The APEC meeting comes one week after China and 14 other Asia-Pacific countries signed the world's biggest trade deal — a landmark moment for the People's Republic considering the absence of the US from the so-called Regional Comprehensive Economic Partnership (RCEP).
While the US is part of APEC, it was not clear whether President Donald Trump would take part or leave US representation to another high-ranking official after the fallout of his loss in the presidential election.
Another APEC member, Australia, may be skeptical of China's serenade to free trade considering that the two countries have been involved in a trade spat which has seen disruptions to sales of Australian beef, wine and barley to China.
'The devil is in the details'
"In my view, China is trying to bring globalization into the country," Chief Economist at the Mercator Institute for China Studies (MERICS) Max Zenglein told DW. "This should ensure supply chain security, especially in the high-tech sector."
But "the devil is in the details" when it comes to the Communist world power giving more equal treatment to foreign competition.

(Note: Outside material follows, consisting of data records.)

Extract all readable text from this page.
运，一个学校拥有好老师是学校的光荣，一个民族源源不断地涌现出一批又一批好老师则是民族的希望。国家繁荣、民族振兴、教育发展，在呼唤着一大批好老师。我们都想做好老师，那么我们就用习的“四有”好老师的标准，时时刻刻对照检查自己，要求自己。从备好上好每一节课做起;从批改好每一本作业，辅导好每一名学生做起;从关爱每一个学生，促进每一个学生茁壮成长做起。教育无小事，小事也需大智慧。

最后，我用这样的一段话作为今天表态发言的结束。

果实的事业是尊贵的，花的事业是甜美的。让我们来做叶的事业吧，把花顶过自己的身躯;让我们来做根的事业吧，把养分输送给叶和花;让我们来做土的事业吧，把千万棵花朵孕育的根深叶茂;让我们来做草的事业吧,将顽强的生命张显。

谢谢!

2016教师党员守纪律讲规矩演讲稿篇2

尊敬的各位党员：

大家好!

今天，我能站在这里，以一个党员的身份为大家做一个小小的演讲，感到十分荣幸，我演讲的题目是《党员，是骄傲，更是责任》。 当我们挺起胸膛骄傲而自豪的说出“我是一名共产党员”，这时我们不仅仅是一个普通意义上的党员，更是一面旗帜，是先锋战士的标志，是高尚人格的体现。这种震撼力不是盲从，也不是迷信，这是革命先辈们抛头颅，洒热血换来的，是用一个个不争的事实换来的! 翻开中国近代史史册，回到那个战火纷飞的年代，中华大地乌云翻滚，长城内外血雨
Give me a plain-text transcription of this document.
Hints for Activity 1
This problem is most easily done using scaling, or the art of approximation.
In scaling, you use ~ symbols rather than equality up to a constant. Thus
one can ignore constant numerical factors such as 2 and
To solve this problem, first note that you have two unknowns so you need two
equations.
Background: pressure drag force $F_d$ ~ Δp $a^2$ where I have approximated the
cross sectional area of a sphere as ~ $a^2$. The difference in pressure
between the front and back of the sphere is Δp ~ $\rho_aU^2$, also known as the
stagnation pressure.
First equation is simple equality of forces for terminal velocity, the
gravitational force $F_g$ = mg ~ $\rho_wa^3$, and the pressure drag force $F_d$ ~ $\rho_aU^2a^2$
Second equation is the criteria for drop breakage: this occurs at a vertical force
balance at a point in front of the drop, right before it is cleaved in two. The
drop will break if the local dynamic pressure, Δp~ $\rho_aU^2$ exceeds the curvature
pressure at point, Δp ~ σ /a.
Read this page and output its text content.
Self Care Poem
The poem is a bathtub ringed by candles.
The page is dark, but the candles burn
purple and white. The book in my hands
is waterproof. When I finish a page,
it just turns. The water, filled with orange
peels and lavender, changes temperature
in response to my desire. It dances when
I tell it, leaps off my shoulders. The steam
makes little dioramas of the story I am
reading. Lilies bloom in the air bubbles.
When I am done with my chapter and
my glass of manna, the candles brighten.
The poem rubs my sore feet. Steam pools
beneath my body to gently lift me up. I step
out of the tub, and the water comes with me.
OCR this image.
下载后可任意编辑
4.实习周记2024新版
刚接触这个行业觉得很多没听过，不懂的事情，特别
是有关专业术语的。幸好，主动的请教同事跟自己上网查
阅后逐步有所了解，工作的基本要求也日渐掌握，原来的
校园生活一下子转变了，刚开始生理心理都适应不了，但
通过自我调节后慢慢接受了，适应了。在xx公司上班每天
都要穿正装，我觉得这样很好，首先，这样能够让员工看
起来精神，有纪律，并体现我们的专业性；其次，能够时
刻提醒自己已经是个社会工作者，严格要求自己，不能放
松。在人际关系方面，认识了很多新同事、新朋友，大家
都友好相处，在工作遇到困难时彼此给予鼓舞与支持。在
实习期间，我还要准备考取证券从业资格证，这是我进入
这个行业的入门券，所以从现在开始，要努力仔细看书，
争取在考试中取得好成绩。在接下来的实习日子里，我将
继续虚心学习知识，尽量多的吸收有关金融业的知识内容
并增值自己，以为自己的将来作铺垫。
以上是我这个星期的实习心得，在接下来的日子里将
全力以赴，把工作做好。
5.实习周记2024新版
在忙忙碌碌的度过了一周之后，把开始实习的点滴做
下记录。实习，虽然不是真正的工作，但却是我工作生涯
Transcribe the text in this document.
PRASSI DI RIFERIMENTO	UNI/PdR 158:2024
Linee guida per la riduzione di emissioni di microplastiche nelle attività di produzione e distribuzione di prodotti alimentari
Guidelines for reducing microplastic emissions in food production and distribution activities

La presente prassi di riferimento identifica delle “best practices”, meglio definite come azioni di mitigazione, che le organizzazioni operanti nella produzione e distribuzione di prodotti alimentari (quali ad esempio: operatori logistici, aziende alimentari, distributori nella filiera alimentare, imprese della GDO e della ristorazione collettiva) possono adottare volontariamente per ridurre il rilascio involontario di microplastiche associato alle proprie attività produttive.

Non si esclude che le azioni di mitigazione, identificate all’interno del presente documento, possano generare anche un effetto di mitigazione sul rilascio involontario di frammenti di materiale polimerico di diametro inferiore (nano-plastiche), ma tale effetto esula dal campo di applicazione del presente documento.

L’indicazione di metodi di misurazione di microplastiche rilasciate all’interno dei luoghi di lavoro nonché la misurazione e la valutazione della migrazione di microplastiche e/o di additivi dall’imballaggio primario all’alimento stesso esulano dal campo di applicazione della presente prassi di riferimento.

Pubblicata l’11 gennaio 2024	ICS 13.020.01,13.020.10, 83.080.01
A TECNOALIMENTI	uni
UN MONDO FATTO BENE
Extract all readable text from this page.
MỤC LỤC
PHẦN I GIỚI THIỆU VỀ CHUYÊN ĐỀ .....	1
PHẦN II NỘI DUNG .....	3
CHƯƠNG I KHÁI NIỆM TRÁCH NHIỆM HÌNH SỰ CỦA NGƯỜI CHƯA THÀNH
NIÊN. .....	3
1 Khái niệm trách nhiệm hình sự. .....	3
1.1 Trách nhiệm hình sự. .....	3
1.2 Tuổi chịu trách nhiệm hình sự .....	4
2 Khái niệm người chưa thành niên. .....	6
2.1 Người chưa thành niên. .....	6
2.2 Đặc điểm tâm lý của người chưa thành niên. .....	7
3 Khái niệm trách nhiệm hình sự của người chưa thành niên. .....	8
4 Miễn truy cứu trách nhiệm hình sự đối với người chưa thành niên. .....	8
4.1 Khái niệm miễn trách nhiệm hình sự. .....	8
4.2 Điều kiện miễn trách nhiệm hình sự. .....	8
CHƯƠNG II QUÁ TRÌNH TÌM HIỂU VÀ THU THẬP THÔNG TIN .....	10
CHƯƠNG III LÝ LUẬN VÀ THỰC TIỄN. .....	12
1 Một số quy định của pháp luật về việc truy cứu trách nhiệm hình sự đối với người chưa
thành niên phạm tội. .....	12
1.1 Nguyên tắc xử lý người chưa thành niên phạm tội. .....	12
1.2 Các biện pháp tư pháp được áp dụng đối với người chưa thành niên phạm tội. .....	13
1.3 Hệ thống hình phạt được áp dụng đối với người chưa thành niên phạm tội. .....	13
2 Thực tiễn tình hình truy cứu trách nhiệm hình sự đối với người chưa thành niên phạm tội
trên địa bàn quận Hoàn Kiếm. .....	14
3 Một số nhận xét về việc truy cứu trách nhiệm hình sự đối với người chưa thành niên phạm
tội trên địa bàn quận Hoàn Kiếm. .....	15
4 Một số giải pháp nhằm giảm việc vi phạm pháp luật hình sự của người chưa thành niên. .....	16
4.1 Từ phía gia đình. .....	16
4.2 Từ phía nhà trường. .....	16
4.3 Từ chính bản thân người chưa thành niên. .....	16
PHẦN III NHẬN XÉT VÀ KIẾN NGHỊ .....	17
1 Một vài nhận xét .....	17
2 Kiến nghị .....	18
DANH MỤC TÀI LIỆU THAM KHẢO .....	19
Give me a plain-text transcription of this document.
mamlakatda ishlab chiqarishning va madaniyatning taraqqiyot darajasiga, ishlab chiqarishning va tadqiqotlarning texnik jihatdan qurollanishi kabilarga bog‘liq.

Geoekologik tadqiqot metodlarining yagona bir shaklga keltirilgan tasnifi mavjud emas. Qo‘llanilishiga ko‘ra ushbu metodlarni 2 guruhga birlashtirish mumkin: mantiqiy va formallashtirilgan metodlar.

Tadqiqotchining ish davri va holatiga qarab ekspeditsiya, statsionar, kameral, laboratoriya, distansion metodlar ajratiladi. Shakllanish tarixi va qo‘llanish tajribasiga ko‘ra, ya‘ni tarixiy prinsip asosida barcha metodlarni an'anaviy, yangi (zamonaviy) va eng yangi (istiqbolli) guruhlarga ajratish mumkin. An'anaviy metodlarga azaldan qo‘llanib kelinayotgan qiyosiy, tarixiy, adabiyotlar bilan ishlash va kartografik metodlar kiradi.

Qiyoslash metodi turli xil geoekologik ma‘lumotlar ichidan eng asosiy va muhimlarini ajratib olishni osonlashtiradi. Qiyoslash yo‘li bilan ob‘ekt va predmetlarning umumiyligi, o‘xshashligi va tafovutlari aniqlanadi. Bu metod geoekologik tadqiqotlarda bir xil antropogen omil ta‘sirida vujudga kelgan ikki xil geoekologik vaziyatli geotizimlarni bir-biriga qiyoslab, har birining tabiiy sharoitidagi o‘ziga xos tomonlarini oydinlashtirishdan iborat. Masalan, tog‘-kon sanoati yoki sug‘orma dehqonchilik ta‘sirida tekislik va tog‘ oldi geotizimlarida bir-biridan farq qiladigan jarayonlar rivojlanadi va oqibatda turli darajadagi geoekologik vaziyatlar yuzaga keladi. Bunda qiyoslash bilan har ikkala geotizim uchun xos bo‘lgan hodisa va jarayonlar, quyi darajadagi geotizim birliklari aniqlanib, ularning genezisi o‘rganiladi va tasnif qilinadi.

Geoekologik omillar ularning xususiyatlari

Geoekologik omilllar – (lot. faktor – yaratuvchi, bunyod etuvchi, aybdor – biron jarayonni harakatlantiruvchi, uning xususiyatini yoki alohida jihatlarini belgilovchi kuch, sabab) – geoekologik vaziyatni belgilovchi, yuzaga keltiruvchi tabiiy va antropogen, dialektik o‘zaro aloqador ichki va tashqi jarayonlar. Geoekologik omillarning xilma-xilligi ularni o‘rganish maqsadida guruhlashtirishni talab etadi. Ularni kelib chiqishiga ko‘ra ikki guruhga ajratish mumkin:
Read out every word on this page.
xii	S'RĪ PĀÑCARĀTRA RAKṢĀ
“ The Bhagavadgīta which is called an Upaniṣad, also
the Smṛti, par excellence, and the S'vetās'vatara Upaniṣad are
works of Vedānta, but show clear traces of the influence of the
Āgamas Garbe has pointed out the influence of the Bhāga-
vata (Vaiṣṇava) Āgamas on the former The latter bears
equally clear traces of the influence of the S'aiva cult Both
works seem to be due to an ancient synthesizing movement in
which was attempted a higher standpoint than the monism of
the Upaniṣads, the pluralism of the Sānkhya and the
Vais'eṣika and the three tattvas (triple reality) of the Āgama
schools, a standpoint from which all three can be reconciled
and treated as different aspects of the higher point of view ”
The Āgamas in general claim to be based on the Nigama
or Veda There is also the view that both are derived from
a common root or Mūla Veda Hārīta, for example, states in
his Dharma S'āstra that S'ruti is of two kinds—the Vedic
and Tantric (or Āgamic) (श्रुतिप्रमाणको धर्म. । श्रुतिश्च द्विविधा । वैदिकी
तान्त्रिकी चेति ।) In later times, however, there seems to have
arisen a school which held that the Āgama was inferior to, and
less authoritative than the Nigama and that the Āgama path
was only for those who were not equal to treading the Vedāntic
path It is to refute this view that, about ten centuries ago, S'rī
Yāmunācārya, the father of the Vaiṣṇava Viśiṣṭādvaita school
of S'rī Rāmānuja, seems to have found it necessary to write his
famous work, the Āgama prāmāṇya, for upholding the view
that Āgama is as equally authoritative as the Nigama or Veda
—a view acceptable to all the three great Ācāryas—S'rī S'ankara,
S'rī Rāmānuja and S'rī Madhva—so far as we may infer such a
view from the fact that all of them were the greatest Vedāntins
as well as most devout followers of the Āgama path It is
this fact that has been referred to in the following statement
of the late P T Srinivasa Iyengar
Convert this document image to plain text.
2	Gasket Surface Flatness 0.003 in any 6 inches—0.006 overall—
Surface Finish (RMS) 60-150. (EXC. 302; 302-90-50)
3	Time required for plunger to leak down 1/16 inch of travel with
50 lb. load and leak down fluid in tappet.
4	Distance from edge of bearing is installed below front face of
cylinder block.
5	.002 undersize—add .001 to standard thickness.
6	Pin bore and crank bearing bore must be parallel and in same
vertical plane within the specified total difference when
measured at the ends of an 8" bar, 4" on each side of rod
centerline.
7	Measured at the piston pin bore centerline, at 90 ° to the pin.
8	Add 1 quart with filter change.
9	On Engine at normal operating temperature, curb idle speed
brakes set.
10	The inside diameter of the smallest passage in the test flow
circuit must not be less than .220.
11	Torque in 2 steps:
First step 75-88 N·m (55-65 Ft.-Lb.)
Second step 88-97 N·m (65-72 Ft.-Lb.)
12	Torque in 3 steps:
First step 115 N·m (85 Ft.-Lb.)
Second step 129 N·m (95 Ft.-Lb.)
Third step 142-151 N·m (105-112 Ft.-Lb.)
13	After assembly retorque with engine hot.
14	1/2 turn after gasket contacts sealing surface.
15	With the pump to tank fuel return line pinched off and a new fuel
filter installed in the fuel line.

"It must also be taken into account that the Chinese Communist Party is extending its influence to private companies," he said. "This would also be part of equal treatment, but this could be problematic from a European perspective."
Australia is a good example of how China is not afraid of responding to political differences with economic punishments. "China increasingly sees itself in a position of strength and does not shy away from using it," said Zenglein. "This shows that economic relations with China also have a political price."